Brand preferences create large entry barriers and durable advantages for incumbent firms, and can explain persistence of early-mover advantage over long periods
In the latest American Economic Review Bronnenberg, Dube, & Gentzkow offer new clues:
Variation in where consumers have lived in the past allows us to isolate the causal effect of past experiences on current purchases, holding constant contemporaneous supply-side factors such as availability, prices, and advertising. … 60 percent of the gap in purchases between the origin and destination state closes immediately when a consumer moves. … The remaining 40 percent gap between recent migrants and lifetime residents closes steadily, but slowly. It takes more than 20 years for half of the gap to close, and even 50 years after moving the gap remains statistically significant. … The relative importance of brand capital is higher in [product] categories with high levels of advertising and high levels of social visibility. (more)

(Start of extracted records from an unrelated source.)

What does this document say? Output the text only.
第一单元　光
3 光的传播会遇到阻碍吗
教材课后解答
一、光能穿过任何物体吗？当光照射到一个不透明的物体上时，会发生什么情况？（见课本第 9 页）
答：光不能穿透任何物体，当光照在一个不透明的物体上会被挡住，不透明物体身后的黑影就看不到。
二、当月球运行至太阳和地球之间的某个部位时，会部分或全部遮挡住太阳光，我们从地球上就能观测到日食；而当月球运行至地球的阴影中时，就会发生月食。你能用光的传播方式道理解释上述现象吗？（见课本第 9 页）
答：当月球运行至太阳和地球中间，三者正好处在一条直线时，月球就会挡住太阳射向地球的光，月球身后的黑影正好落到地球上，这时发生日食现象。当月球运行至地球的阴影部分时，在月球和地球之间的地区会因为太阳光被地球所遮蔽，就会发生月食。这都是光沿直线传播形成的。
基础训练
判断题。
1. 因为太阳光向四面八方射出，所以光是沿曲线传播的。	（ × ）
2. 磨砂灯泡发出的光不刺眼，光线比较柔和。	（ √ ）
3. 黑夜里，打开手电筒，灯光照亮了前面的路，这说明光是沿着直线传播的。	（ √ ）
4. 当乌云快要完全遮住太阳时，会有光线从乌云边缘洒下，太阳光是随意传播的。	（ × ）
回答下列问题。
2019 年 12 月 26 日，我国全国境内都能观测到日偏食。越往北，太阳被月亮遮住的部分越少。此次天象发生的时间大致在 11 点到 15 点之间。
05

This ad effect is puzzling because:
Large literatures have measured the effects of advertising, but these studies often find no effects [of ads on sales], and the effects they do measure are estimated to dissipate over a horizon ranging from a few weeks to at most five or six months.
Let me suggest that an important use of brands is to create and signal identities. We create a coherent understandable idea of the kind of person we are, integrated with the kind of products we use, and we prefer not to change that concept, so that others can continue to rely on their expectations about us. We are willing to pay higher prices, and neglect info about quality, in order to keep a persistent style and appearance. So brands are naturally more important for products we use that others see more, and where ads have made connections to identity more salient.
Didn't George Akerlof right an entire book about exactly that? http://www.amazon.com/Ident...
It's been observed that in recent years there seems to be a movement toward establishing our identities based on what we consume (branded items that others see being one part of that) and away from what we produce, and that this is not a good thing.